Sungguhpun terpisah, Gereja-Gereja Timur mempunyai sakramen-sakramen yang sejati, terutama berdasarkan pergantian apostolik, Imamat, dan Ekaristi. Melalui Sakramen-Sakramen itu, mereka masih berhubungan erat sekali dengan kita. Maka dari itu suatu kebersamaan dalam perayaan Sakramen-sakramen, bila situasi memang menguntungkan dan dengan persetujuan pimpinan gerejawi, bukan hanya mungkin, melainkan juga dianjurkan.

Di Timur terdapat kekayaan tradisi-tradisi rohani yang terutama terungkap dalam peri hidup para rahib. Sebab di situ sejak zaman kekayaan para Bapa kudus berkembanglah spiritualitas monastik, yang kemudian menjalar ke kawasan Gereja Barat.

Spiritualitas itulah yang menjadi sumber bagi lembaga hidup religius dalam Gereja Latin, dan kemudian memberinya daya-kekuatan baru. Maka dari itu, sangat dianjurkan supaya Umat Katolik lebih sering menikmati kekayaan rohani para Bapa Gereja Timur yang mengangkat manusia seutuhnya untuk merenungkan mister Ilahi.” (Halaman 205-206)

(17) (Ciri Khas Gereja-Gereja Timur Berkenaan dengan Soal-Soal Ajaran).

“Mengenai tradisi-tradisi teologis Gereja-Gereja Timur yang otentik, harus diakui bahwa tradisi-tradisi itu memang berakar secara mantap dalam Kitab Suci, diteguhkan dan diungkapkan oleh kehidupan liturgis, diperkaya oleh tradisi apostolik yang hidup maupun karya tulis para bapa Gereja Timur serta para penulis hidup rohani. Tradisi-tradisi itu mengantar Umat kepada pola hidup yang baik, bahkan juga kepada kontemplasi kebenaran Kristen sepenuhnya” (Halaman 207)

(18) (Penutup)

“Menyadari semua itu sepenuhnya, Konsili (Vatikan II) suci ini membarui apa yang pernah dinyatakan oeh Konsili-konsili di masa lampau dan oleh para Paus, yakni untuk memulihkan dan melestarikan persekutuan serta kesatuan perlulah tidak menaruh beban lebih berat dari yang memang sungguh diperlukan” (Kis 15 :28). Konsili meminta dengan sangat pula supaya selanjutnya semua usaha ditujukan untuk setapak demi setapak mencapai kesatuan itu, dipelbagai unsur kelembagaan serta bentuk-bentuk kehidupan Gereja, terutama dalam doa dan dialog persaudaraan tentang ajaran-ajaran maupun kebutuhan-kebutuhan yang lebih mendesak akan reksa pastoral pada zaman sekarang. Begitu pula Konsili menganjurkan kepada para Gembala serta Umat Gereja Katolik untuk menjalin hubungan-hubungan dengan mereka, yang tidak hidup di Timur lagi, melainkan merantau jauh dari tanah air. Maksudnya supaya makin meningkatlah kerja sama persaudaraan dengan mereka itu dalam semangat cinta kasih, dengan menyisihkan segala keinginan untuk bersaing. Kalau usaha itu digiatkan sepenuh hati, Konsili suci mengharapkan, supaya robohlah dinding pemisah antara Gereja Barat dan Gereja Timur, pada akhirnya terwujudlah kediaman satu-satunya, dibangun atas Batu Penjuru, yakni Kristus Yesus, yang akan menyatukan kedua pihak,” (Halaman 207-208).

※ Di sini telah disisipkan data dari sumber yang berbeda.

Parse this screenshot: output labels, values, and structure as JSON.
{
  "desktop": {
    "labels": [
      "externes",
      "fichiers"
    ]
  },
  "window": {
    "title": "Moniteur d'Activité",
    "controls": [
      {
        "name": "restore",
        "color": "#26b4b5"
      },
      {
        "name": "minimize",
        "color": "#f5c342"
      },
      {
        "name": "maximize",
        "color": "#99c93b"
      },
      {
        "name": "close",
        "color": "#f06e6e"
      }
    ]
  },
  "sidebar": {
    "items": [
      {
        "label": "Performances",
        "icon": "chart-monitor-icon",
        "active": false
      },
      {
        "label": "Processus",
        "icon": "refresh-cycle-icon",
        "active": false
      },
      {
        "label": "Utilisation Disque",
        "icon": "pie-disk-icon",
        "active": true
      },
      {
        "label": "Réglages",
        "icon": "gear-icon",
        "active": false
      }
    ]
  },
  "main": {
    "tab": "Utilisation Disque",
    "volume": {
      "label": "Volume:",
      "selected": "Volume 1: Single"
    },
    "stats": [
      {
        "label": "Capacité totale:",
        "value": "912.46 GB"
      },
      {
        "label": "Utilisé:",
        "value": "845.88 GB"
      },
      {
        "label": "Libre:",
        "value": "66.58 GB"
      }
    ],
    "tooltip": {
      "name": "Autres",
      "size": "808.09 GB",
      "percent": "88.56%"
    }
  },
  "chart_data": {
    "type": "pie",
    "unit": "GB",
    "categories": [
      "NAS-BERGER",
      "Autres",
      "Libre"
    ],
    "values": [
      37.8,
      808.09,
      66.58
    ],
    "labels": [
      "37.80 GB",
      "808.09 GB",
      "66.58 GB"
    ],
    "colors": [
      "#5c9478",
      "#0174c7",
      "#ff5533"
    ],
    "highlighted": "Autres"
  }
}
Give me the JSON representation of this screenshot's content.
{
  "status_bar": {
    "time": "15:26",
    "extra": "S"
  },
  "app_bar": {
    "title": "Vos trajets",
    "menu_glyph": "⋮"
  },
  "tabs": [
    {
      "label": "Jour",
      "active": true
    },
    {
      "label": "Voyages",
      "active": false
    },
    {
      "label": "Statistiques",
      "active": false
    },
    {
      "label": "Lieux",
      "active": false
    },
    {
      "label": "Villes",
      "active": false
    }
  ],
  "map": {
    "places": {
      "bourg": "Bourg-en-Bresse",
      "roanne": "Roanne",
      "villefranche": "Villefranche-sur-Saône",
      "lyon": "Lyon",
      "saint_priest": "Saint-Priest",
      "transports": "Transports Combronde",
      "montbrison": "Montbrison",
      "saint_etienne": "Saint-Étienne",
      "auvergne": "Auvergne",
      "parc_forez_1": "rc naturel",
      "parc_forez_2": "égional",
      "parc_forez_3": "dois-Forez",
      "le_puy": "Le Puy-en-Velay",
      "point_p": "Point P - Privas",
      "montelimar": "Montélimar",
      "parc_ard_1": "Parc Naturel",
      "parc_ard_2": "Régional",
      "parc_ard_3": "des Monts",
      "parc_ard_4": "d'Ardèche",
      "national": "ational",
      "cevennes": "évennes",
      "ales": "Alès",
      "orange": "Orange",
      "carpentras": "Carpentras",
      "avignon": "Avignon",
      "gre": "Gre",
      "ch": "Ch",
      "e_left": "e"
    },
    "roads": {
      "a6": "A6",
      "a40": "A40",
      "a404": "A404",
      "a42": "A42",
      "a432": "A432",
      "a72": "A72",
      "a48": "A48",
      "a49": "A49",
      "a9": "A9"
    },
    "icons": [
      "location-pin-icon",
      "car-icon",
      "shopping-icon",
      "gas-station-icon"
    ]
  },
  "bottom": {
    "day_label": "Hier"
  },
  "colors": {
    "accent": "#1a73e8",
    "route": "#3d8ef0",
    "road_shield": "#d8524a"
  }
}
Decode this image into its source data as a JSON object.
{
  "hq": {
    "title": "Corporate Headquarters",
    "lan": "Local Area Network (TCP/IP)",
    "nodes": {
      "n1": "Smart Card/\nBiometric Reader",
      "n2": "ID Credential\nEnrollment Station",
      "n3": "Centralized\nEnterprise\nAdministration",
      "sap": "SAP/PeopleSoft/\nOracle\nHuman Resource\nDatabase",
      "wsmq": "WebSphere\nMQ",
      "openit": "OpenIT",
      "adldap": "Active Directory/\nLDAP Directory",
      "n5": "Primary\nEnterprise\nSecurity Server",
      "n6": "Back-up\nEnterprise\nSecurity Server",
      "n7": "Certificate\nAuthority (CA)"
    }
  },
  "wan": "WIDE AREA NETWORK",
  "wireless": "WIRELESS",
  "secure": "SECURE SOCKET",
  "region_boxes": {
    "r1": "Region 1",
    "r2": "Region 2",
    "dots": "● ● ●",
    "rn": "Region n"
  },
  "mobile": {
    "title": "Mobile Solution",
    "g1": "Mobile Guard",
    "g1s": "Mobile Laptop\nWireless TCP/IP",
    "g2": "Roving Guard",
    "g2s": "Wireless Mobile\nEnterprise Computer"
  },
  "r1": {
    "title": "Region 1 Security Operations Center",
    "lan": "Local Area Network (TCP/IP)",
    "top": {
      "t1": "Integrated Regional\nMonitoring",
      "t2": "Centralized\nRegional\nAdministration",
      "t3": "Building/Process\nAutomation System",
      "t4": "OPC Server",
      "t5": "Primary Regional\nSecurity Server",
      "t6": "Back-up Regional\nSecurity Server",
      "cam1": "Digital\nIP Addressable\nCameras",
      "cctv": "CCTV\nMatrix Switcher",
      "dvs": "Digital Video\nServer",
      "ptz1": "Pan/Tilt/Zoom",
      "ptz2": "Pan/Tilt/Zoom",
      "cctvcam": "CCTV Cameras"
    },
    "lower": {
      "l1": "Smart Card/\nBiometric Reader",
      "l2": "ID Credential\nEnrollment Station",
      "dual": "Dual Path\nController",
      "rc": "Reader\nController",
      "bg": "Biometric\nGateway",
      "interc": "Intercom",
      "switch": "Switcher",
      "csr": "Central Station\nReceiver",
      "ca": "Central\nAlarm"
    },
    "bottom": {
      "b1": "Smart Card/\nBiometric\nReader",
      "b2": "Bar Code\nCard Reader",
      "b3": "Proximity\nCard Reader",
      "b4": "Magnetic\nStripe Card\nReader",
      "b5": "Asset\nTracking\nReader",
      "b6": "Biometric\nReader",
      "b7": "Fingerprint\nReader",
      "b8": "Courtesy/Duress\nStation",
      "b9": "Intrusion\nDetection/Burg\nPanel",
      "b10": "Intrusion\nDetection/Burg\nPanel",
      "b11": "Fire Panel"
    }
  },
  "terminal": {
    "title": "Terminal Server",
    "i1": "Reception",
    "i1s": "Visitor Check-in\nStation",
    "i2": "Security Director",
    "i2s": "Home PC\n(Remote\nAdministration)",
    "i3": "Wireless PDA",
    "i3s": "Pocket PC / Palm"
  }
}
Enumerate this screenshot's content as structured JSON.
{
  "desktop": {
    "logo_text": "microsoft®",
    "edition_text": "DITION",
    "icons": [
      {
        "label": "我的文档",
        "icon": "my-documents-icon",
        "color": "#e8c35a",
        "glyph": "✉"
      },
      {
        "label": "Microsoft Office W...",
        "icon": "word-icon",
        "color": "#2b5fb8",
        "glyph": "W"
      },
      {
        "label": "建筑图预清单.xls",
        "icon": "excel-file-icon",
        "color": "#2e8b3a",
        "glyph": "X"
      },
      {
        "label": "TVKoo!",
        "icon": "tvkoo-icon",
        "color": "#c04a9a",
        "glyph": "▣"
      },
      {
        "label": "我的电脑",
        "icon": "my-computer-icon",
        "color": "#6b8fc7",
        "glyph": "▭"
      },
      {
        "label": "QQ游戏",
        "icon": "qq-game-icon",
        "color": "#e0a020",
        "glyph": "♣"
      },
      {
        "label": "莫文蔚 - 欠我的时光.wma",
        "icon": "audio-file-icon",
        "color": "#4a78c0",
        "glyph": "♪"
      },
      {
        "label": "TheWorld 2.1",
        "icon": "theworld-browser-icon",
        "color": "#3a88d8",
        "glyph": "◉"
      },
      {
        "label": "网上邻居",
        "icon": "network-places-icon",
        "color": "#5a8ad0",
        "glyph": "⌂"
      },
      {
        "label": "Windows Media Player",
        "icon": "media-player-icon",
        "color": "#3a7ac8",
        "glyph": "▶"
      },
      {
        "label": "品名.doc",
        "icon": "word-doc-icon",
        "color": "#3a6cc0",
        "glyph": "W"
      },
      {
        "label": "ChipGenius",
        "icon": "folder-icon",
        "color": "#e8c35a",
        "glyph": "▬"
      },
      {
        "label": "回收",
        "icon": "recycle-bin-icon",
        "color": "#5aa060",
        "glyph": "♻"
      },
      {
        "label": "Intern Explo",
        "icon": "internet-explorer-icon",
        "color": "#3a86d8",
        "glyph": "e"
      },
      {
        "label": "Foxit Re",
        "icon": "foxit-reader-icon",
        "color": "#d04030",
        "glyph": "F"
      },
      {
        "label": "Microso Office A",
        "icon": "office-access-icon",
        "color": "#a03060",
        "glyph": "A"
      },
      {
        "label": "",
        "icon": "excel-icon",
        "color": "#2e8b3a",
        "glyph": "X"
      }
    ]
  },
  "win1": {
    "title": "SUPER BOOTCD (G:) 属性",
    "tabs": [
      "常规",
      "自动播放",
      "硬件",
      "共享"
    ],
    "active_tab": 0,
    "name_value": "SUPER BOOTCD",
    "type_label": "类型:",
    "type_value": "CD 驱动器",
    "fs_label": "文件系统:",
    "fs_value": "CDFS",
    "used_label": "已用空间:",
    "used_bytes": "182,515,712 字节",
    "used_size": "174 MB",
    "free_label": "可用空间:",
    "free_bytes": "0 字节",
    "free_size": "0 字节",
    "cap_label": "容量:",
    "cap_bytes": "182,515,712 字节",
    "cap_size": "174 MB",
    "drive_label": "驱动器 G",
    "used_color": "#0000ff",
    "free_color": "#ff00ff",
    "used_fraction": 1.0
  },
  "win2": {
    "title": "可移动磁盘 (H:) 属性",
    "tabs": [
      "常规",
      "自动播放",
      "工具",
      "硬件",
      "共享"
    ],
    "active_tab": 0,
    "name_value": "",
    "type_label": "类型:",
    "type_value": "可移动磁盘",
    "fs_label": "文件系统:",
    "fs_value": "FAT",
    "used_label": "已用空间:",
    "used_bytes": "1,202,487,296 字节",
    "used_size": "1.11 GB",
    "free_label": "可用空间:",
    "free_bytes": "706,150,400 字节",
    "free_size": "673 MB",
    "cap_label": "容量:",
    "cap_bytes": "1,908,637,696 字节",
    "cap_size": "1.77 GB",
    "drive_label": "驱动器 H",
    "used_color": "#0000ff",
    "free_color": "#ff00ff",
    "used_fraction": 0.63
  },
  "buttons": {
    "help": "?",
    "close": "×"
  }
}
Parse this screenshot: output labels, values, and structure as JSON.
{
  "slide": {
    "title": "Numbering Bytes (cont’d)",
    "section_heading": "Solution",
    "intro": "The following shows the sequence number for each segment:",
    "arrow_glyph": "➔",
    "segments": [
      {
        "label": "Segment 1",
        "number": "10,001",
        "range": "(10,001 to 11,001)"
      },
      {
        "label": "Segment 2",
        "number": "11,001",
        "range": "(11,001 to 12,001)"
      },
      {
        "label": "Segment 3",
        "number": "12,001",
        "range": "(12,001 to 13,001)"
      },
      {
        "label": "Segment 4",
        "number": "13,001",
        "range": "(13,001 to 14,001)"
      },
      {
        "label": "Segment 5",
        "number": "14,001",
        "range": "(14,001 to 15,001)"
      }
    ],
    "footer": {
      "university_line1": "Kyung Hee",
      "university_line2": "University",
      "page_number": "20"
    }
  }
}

Sangat jelas dari pihak Gereja Barat atau Katolik Roma amat mengingingkan persatuan dan penyatuan atau paling tidak adanya kerja sama antara Gereja Timur dan Gereja Barat.

Kalau hal ini bisa terjadi, alangkah kayanya apa yang akan dimiliki oleh kedua belah pihak, tepat seperti yang diucapkan oleh seorang imam Katolik Roma di Amerika :

“Hari ini Gereja Katolik Roma bernapas hanya dengan satu paru-paru, tetapi kalau kita bisa bersatu dengan saudara kita dari Gereja Timur (Orthodox) maka kita bisa bernapas secara lengkap dengan dua paru-paru”.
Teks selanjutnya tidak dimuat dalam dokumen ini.